As a transgender woman I get asked by gays and lesbians quite frequently how the T fits in the LGBT, and why transgender rights should be part of the larger gay agenda. Rather than shrug off the question, I take the time to actually answer. Quite simply, the T is included and should be included because being transgender is a core part of our identity, just as being gay, lesbian or bisexual is a part for others. We face many of the same challenges posed by heteronormativity in society. As a group we may not share all the challenges of being gay or lesbian, but there is a wealth of shared experience that gets talked about very little, and I hope to touch on some of this here.
While transgender people have always been a part of the larger gay experience, there has been a schism of late. The gay majority in the LGBT have in the past dropped transgender rights from their platforms because of a political fear that their own rights would be denied by the inclusion of a seemingly relative few, and the knee-jerk reaction has always been to throw out transgender protections if it would make larger gay and lesbian protections more palatable to legislators and the voting public. While in current estimates transgender people make up around 1 percent of the U.S. population, and 4-5 percent for gays and lesbians, based on other countries the number of transgender people may be significantly under-reported and some studies, such as this one by the Transgender Law Center put the figure far higher, in the same ballpark as the percentage of gays and lesbians.
In the past, transgender groups have been vociferous in our demands for inclusion, as we have seen the gap between ourselves and the rest of the LGBT widen even further due to the differences in narratives.

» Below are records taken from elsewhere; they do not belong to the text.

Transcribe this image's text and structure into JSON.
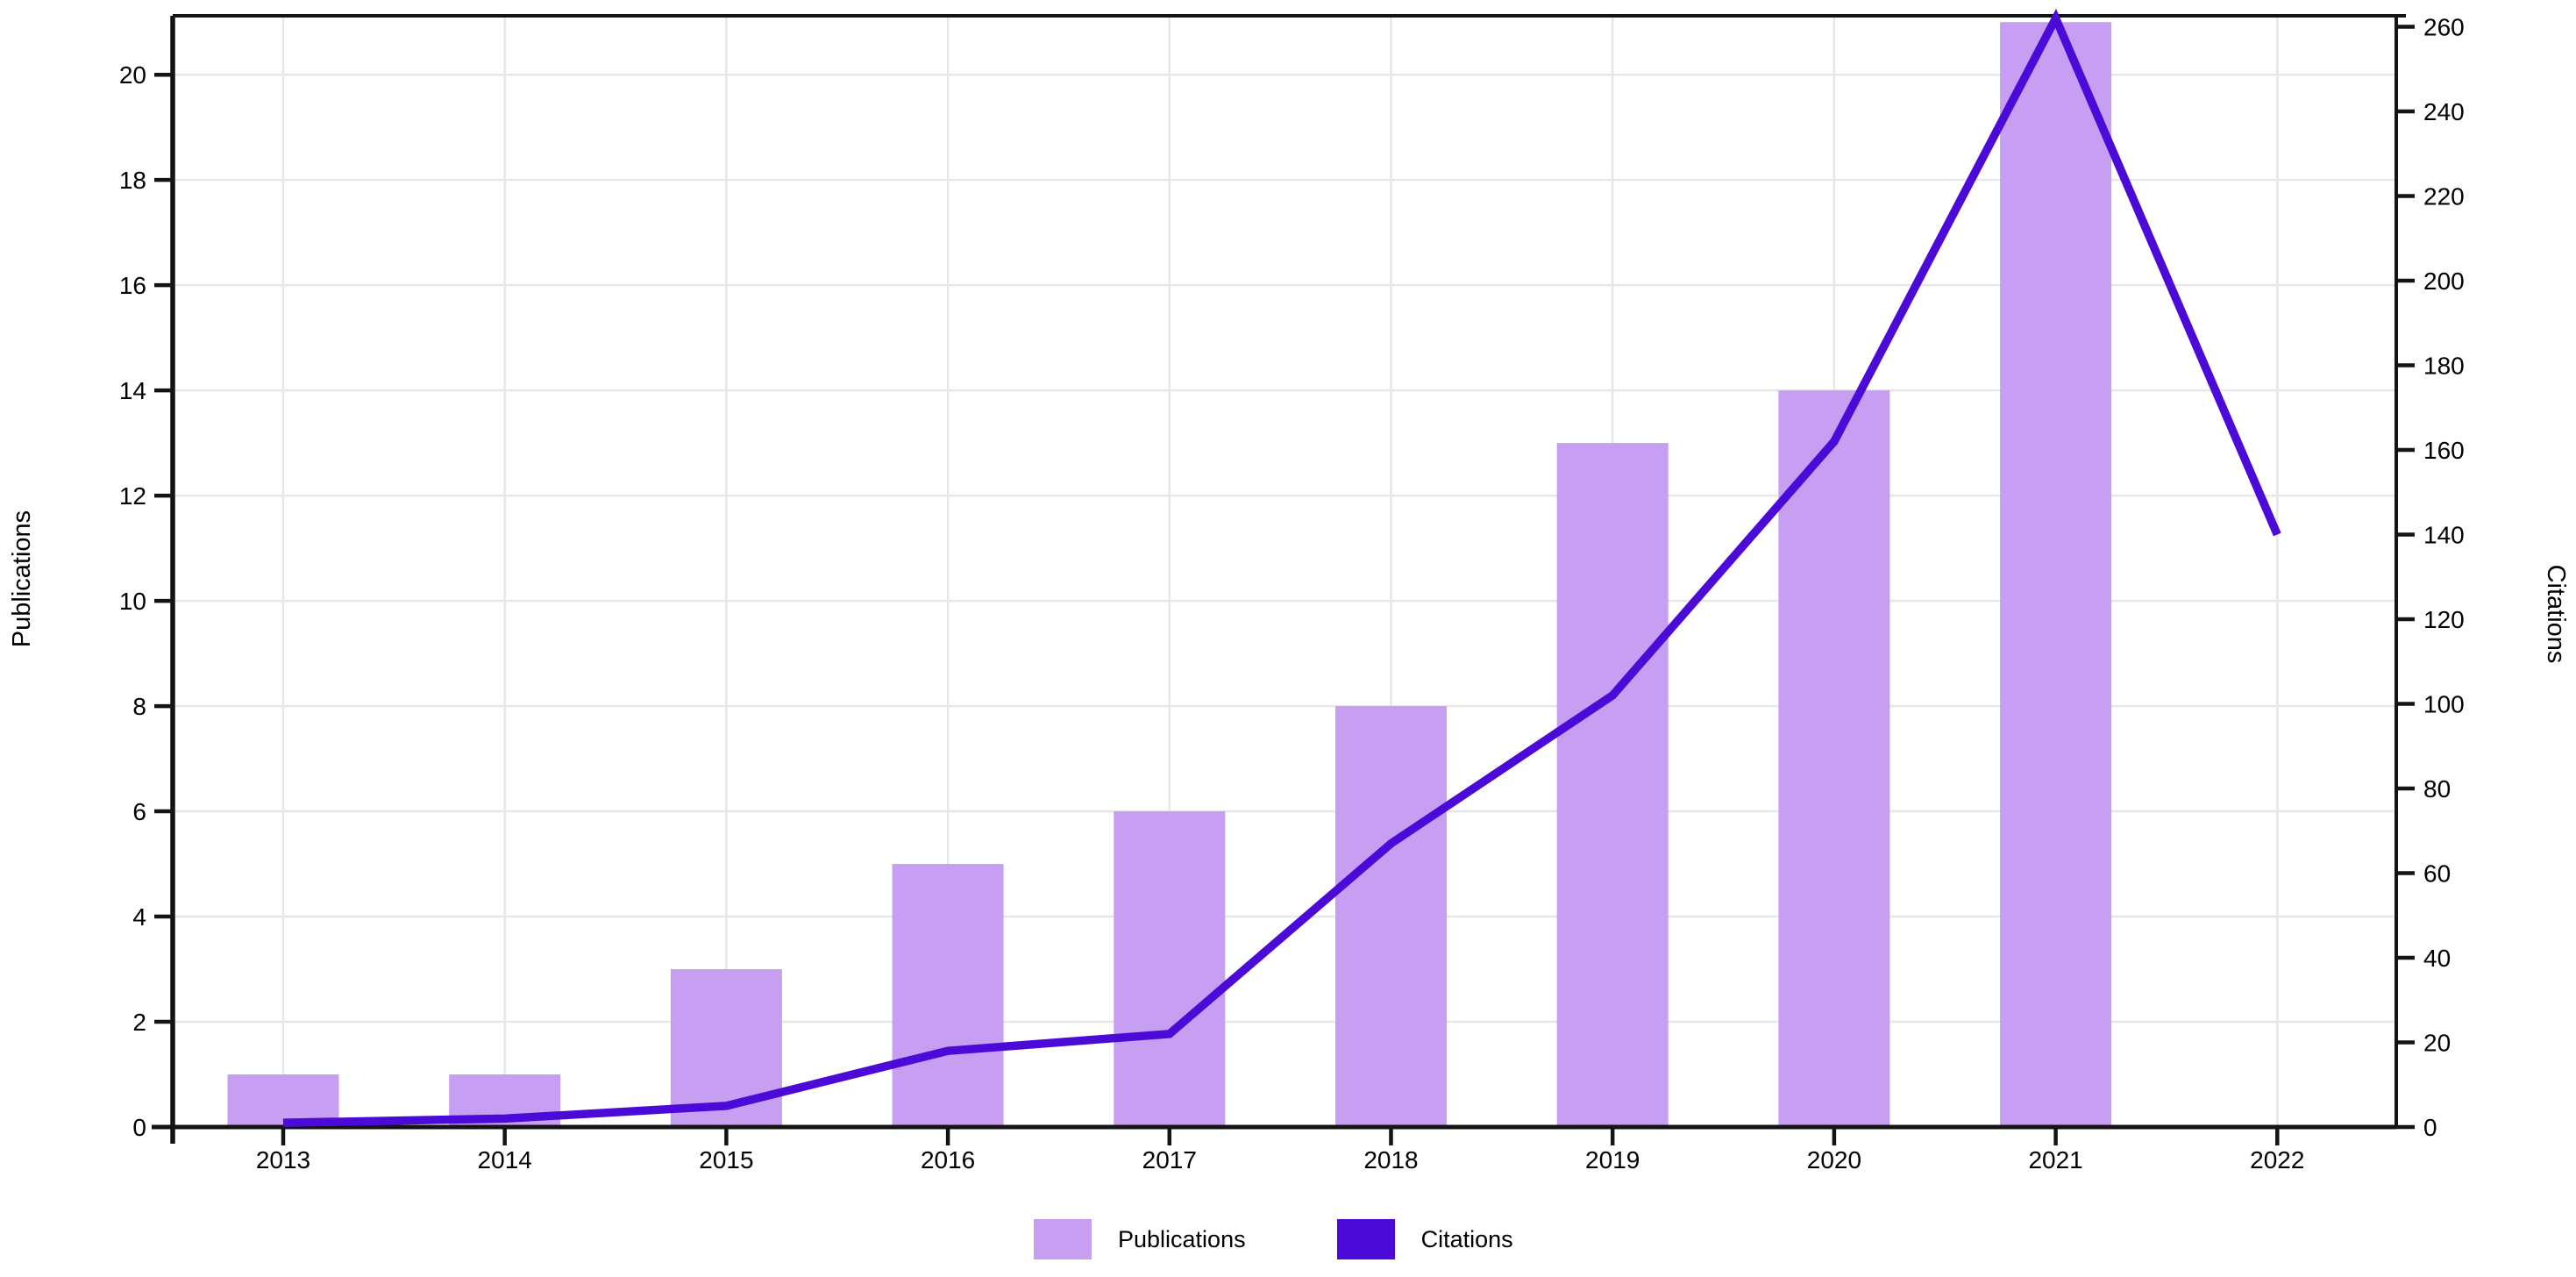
{
  "page": {
    "background": "#ffffff"
  },
  "chart_data": {
    "type": "combo",
    "title": "",
    "categories": [
      "2013",
      "2014",
      "2015",
      "2016",
      "2017",
      "2018",
      "2019",
      "2020",
      "2021",
      "2022"
    ],
    "series": [
      {
        "name": "Publications",
        "type": "bar",
        "axis": "left",
        "color": "#C79FF2",
        "values": [
          1,
          1,
          3,
          5,
          6,
          8,
          13,
          14,
          21,
          0
        ]
      },
      {
        "name": "Citations",
        "type": "line",
        "axis": "right",
        "color": "#4B0AD7",
        "values": [
          1,
          2,
          5,
          18,
          22,
          67,
          102,
          162,
          262,
          140
        ]
      }
    ],
    "axes": {
      "left": {
        "label": "Publications",
        "ticks": [
          0,
          2,
          4,
          6,
          8,
          10,
          12,
          14,
          16,
          18,
          20
        ],
        "range": [
          0,
          21.12
        ]
      },
      "right": {
        "label": "Citations",
        "ticks": [
          0,
          20,
          40,
          60,
          80,
          100,
          120,
          140,
          160,
          180,
          200,
          220,
          240,
          260
        ],
        "range": [
          0,
          262.6
        ]
      },
      "x": {
        "label": "",
        "ticks": [
          "2013",
          "2014",
          "2015",
          "2016",
          "2017",
          "2018",
          "2019",
          "2020",
          "2021",
          "2022"
        ]
      }
    },
    "grid": true,
    "legend": {
      "position": "bottom",
      "items": [
        {
          "label": "Publications",
          "color": "#C79FF2"
        },
        {
          "label": "Citations",
          "color": "#4B0AD7"
        }
      ]
    }
  },
  "colors": {
    "grid": "#E7E7E7",
    "axis": "#141414",
    "text": "#000000",
    "bar": "#C79FF2",
    "line": "#4B0AD7"
  }
}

However, while the narrative is different, the experience oftentimes is not. This is especially true with trans women who prefer women, and trans men who prefer men. Yes, the majority that you hear about are straight — women with men and men with women — but the statistics paint a completely different picture. Most transgender people are in actuality, either gay or lesbian. A University of Minnesota study suggests that 35 percent of trans women are attracted to women, vs 27 percent who are attracted to men. The same study also found that contrary to popular belief, most trans men are in fact gay.
A few weeks ago, a gay transgender man Lou Cutler was crowned Mr Gay Philadelphia, and a few weeks before that, trans woman Tobi Hill-Meyer was awardeda lesbian-oriented award for her work in the adult industry. Just like gays, lesbians and bisexuals — we’re here, we’re queer, and we’re as proud as the rest of you.
While our being born with an incongruous gender identity to our physical appearance may be difficult to understand for someone who has not experienced the pain, anguish, and hardship of dealing with the unique physical and mental ramifications of a brain/body mismatch, our sociological struggles related to sexual preference and non-conformity should ring home with the rest of the LGBT. Bears, twinks, butch, drag queens, to name just a few, are all non-conforming to heteronormative eyes — as are we.
When people are used to seeing us appear as male or female, our neighbors, family, friends and co-workers, as well as strangers we pass every day on the street, it is visually and psychologically shocking for them to see us wearing clothes and bearing the appearance of the opposite. Oftentimes it causes such a visceral reaction that we’re attacked based solely on appearance, or rejected by our family and friends, or fired from our places of employment. The visual issues of "passing" — how well one appears when presenting authentically for our gender, often mean the difference between life and death. While the sheer numbers of transgender women, in particular women of color, appears be more of a stark contrast to similar crimes against the rest of the LGBT, it’s important to remember that there are many gay and lesbian people who do not gender-conform, or appear to gender-conform, and therefore suffer the same targeting by those in heteronormative society who exhibit homophobia and transphobia. The biggest challenge as a trans person is that our struggles in heteronormative society aren’t solely based on our gender orientation, but also our presentation.
Sometimes, it’s easier to see the differences than it is to see our commonality in the greater LGBT. For example, I don’t know a lot of gay men who can truly relate to a lot of lesbian struggles, or lesbians who can relate to some gay issues. The same is just as true for transgender people. We face many of the same struggles for acceptance, struggles related to our sexual preference, and to our often non-gender-conforming appearance, as traditionally labelled gays and lesbians do. We in the T have done a poor job in the past of educating our gay and lesbian siblings to our needs, and have not taken the time to explain, but have instead widened the division on occasion. Yes, we in the T need to do a better job at educating our allies instead of attacking them when they’re misinformed on our issues, but conversely, we also need our allies to not shut down but actually listen to our voices. We are ALL far stronger together, than we would be apart.